2. Em uma palestra: John Haggai conta em seu livro “Seja um Líder de Verdade” que 1975 ele tinha que fazer uma palestra muito importante nos EUA, para o qual ele orou vários dias para poder pensar em uma maneira de romper a barreira do alheamento (desinteresse das pessoas) do seu auditório. Naquela época eles estavam vivendo uma crise financeira provocada pela elevação dos preços do petróleo. Ele começou sua palestra com estas palavras: “Vou dar a vocês dez mandamentos para sobreviver em meio à crise financeira”. Ele disse que em questão de segundos podia-se ouvir uma casca de cebola caindo no tapete, de tão silencioso ficou o auditório de 2.500 pessoas. Este exemplo nos ajuda a entender que podemos romper o alheamento das pessoas ao nosso redor conversando assuntos que são do interesse deles.

3. Em um sermão: a introdução não deve ser muito longa, e nem deve prometer mais do que o sermão pode dar. Deve conter um único pensamento para poder despertar e preparar as pessoas para quilo que vem depois. Uma introdução longa, é semelhante aquele que convida amigos para um jantar, mas gasta muito tempo arrumando a mesa, a ponto de os convidados chegarem a duvidar se irão ou não jantar alguma coisa.

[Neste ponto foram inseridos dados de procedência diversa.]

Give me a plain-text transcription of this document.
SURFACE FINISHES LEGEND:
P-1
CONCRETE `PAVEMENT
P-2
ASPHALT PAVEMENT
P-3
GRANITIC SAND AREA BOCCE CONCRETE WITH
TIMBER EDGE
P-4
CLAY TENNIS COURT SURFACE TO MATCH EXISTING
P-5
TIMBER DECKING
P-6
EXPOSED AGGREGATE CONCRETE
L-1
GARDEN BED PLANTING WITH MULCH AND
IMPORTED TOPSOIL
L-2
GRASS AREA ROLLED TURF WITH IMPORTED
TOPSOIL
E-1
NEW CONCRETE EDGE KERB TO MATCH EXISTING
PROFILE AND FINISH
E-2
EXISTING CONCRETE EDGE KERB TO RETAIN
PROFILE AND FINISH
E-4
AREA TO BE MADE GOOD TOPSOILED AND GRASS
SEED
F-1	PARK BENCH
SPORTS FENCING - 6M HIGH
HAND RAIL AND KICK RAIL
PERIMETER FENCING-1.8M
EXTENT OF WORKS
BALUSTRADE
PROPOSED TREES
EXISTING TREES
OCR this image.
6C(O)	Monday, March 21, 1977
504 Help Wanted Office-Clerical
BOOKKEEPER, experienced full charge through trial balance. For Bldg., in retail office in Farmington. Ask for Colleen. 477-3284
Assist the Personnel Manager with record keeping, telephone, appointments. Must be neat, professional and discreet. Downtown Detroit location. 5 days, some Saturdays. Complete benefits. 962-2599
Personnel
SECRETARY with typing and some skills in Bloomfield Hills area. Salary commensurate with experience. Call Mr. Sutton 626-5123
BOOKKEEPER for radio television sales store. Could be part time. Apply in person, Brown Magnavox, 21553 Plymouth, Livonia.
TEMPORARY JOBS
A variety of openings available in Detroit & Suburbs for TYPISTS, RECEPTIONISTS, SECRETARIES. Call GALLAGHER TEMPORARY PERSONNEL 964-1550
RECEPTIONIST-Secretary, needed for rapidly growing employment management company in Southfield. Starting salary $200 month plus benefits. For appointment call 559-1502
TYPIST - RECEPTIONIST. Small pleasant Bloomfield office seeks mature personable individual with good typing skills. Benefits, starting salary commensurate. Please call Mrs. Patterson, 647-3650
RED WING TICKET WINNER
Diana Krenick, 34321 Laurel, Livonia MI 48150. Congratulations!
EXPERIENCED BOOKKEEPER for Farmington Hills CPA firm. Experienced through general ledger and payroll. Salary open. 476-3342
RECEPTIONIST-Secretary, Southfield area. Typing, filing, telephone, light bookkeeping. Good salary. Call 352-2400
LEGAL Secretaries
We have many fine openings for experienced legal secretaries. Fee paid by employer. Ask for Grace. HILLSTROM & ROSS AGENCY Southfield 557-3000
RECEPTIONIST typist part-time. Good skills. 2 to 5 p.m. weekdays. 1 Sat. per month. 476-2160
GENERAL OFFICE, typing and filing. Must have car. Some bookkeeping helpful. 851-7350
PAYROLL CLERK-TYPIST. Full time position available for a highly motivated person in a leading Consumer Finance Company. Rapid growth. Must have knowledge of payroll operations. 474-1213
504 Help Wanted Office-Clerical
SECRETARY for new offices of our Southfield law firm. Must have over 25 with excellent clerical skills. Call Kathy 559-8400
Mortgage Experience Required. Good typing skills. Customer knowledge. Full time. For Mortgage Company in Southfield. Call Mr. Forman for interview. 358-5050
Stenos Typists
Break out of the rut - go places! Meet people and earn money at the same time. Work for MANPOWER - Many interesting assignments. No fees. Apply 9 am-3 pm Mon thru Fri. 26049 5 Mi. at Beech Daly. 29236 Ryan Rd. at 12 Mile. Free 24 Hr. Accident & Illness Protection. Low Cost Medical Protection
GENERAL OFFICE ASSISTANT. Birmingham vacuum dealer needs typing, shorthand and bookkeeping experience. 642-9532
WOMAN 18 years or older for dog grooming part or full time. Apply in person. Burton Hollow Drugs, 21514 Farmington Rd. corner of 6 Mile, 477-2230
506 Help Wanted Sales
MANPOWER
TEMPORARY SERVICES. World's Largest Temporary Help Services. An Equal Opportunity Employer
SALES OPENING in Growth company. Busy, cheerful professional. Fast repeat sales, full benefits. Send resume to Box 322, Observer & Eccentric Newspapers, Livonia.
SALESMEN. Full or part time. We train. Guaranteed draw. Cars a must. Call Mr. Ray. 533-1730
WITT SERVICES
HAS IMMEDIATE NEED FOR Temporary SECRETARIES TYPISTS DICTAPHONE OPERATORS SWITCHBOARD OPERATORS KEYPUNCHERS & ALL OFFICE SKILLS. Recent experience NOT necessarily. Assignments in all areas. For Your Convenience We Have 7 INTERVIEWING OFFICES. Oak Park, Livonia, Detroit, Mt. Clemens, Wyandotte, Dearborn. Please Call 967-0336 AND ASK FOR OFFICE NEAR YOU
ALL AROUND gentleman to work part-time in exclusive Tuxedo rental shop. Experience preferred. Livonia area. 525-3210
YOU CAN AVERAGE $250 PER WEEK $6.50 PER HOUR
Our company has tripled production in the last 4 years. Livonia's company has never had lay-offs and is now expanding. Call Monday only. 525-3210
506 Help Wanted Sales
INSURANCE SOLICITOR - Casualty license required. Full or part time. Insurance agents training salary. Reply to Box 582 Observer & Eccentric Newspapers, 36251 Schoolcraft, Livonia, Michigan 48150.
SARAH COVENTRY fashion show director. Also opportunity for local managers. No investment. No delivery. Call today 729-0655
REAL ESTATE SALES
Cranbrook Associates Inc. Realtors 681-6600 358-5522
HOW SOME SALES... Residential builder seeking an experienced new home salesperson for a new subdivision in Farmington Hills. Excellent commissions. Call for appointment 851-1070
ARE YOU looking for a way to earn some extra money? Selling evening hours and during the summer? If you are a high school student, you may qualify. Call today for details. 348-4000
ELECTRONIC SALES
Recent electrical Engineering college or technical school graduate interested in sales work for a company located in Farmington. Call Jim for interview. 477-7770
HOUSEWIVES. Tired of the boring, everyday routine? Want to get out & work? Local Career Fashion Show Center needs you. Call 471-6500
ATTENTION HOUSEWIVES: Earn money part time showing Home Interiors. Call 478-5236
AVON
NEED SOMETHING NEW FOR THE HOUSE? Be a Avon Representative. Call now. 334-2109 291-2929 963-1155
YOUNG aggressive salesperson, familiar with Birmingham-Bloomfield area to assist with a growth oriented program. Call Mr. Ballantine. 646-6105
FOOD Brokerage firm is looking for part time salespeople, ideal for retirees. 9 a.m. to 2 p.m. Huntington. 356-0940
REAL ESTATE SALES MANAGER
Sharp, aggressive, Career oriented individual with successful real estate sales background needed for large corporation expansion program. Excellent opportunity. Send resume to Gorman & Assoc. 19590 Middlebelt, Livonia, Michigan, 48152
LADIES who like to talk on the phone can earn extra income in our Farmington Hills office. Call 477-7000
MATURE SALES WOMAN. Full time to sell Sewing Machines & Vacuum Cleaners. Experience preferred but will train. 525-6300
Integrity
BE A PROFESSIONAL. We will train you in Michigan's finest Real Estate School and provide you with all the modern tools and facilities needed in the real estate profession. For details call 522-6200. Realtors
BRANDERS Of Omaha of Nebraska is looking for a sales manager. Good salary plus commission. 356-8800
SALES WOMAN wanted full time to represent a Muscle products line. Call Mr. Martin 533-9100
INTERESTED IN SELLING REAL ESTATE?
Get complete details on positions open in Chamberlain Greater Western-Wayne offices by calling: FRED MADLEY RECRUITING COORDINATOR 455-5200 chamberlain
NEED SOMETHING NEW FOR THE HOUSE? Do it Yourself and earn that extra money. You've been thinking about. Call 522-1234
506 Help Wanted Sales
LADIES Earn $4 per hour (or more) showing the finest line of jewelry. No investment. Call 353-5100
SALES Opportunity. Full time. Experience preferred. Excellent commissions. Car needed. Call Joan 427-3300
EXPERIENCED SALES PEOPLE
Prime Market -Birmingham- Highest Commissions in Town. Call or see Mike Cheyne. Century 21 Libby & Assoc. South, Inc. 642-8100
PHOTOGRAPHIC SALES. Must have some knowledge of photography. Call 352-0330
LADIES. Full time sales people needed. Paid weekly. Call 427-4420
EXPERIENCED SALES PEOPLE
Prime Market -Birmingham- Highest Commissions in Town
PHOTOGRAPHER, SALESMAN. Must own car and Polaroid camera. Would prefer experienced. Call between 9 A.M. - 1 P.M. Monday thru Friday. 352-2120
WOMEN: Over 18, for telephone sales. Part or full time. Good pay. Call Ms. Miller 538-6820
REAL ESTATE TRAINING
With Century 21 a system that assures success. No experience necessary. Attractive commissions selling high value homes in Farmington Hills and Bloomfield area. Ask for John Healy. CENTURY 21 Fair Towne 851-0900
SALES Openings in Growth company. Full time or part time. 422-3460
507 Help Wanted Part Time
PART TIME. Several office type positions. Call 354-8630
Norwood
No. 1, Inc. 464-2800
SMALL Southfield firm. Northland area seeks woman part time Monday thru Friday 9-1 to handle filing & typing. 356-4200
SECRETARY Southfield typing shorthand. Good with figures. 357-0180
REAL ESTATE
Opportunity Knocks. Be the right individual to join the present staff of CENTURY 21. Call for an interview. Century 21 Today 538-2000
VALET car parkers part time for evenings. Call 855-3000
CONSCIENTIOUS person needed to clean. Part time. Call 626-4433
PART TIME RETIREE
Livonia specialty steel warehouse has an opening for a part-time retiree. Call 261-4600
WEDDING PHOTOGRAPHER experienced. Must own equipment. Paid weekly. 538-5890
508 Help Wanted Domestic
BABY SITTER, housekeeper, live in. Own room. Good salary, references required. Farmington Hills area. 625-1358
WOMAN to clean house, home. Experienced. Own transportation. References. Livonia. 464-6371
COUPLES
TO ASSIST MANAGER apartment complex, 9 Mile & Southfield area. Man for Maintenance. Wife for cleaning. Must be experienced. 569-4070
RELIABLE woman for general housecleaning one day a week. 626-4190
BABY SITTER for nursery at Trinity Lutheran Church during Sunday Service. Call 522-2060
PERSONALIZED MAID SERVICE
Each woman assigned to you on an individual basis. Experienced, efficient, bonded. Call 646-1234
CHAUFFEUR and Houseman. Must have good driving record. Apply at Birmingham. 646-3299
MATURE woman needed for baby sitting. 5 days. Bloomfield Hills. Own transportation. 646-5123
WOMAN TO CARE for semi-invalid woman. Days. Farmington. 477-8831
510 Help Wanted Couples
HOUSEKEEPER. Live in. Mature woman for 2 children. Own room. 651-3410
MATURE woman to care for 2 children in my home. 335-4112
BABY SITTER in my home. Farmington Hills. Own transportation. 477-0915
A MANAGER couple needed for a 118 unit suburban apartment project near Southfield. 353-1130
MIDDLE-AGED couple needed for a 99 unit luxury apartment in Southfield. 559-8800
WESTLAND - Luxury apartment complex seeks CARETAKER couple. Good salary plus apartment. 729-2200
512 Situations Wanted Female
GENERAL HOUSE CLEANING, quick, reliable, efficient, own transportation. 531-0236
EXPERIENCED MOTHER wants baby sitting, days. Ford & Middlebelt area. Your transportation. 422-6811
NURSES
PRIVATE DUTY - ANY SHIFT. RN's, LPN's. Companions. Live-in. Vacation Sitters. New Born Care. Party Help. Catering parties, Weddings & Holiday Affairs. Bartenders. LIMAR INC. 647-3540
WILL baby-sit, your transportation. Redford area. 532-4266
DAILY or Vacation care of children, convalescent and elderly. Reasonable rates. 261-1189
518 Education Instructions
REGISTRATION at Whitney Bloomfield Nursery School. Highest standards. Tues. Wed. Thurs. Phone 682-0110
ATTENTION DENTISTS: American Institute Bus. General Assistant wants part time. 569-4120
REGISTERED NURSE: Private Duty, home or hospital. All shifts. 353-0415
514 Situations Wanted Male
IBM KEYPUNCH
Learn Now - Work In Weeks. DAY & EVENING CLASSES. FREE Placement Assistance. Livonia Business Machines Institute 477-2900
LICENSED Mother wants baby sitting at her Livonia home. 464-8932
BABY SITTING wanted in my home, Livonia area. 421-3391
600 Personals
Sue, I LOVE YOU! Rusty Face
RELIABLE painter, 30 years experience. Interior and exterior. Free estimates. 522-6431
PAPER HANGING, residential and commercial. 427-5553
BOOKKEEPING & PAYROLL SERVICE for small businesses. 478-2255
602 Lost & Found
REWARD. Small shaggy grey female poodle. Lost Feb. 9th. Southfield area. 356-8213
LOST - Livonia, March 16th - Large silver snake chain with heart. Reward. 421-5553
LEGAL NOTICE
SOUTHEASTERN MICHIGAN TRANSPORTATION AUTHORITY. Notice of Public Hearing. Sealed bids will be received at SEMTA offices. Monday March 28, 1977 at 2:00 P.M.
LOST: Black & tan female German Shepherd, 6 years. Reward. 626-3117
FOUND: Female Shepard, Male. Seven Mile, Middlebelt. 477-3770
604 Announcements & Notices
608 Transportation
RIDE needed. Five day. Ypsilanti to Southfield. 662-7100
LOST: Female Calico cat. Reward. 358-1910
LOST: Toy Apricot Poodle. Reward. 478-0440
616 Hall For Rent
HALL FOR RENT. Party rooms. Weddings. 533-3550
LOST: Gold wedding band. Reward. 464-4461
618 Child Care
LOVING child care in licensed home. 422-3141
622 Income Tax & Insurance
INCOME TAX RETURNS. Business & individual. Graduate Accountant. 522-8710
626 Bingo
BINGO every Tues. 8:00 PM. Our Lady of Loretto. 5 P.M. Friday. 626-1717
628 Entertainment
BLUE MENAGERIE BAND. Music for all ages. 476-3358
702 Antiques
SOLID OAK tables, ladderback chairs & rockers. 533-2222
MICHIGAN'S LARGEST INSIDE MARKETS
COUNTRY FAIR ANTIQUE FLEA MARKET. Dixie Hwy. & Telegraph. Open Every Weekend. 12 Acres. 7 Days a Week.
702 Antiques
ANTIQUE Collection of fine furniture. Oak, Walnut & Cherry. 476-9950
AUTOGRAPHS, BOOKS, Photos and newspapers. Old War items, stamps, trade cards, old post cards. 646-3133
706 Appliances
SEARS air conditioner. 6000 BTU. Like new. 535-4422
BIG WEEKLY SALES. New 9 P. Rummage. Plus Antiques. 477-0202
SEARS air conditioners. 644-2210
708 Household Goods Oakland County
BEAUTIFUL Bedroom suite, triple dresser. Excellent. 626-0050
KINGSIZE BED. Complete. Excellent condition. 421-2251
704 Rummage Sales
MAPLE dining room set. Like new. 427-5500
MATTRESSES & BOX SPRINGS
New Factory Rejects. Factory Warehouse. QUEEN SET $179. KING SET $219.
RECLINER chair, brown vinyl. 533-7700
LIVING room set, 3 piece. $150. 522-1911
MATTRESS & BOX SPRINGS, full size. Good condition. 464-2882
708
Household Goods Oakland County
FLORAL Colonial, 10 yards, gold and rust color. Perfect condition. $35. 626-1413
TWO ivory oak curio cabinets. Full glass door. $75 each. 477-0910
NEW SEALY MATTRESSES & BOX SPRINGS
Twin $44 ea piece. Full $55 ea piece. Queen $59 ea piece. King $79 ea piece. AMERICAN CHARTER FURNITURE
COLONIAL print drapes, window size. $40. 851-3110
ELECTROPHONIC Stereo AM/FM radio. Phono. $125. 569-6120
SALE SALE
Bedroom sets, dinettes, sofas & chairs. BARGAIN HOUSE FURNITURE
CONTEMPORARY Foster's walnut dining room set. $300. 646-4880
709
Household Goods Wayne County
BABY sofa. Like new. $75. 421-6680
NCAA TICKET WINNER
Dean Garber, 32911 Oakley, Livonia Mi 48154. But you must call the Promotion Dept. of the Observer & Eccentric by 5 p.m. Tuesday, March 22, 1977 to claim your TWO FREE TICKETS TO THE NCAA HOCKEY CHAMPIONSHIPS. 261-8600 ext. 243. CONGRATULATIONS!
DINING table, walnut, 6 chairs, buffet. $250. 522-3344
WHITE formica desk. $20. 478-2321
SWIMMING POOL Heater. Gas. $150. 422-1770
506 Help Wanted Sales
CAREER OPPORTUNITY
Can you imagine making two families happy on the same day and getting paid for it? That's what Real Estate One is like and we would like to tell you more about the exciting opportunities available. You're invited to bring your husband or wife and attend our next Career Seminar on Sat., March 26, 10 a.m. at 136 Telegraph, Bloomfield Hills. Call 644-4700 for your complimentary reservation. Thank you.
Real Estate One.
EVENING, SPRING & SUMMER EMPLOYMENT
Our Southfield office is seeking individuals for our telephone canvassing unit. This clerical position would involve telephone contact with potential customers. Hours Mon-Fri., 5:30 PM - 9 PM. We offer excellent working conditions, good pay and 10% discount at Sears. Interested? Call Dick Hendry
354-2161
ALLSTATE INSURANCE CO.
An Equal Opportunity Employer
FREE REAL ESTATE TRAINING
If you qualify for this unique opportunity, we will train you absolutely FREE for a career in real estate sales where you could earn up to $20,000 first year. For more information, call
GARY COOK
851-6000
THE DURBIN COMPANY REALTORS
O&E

Muitos pregadores pensam que o sermão eficiente é somente aquele que deixa a congregação se sentindo culpada, ou seja, eles não possuem uma mensagem bíblica equilibrada sobre culpa e pecado com a mensagem bíblica de perdão e renovação. Alguns enxergam a doutrina da “depravação total” em letras garrafais e a novidade de vida em Cristo com letras minúsculas.

O desequilíbrio mais comum é a ênfase demasiada na queda. Deve haver um equilíbrio entre os elementos CRIAÇÃO/QUEDA/REDENÇÃO. A Bíblia não começa na queda, e sim na criação. Em uma cultura secularizada, onde as pessoas desconhecem conceitos básicos de teologia, é mais prudente começar pela criação e não pela queda, caso contrário seria adequado começar com a queda.

O apóstolo Paulo tinha uma abordagem baseada nas Escrituras de acordo com o seu público. Em Atos 13:14-16 ele vai pregar o evangelho em uma sinagoga num sábado. Neste texto, o grupo era formado por judeus. Também havia presença gentílica ali. Paulo inicia com um dos principais fatos da história judaica, o êxodo. Ele relembra a história de Israel até Davi, e intencionalmente, lhes introduz a promessa do Messias (At 13:23). Neste contexto ele prega a Cristo a partir do Deus de Israel, se fundamentando no Antigo Testamento para lhes apresentar o Messias. Já em Atos 17:16-31, Paulo proclama Cristo para os gentios que não conheciam as Escrituras. Ele está em Atenas, o centro filosófico do mundo da época. O sermão de Paulo neste contexto não se iniciou nas Escrituras do Antigo Testamento, ele pregou Deus a partir das evidências da criação e do deus desconhecido (At 17:23).

Em Atenas, somente depois que Paulo formou seu argumento baseado na criação (quem é Deus; quem somos; e o que lhe devemos) é que ele apresentou os conceitos de pecado e arrependimento. Ao falarmos com as pessoas do século XXI que não tem conhecimento da Bíblia, é preciso seguir o modelo de Paulo, baseando argumentos na criação antes de apresentar a mensagem de pecado e salvação.

Para isso é preciso aprender a se relacionar, pois vivemos em uma sociedade moderna cada vez mais privatizada, as “vizinhanças” desaparecem e as pessoas se fecham cada vez mais em seus mundos particulares. As pessoas não estão abertas a ouvir um estranho. O evangelismo por meio de rádio, TV, jornais, folhetos, transmissões de cultos pela internet, podem ser importantes, porém, em uma cultura privatizada, podem criar pessoas resistentes ao compromisso e ao discipulado.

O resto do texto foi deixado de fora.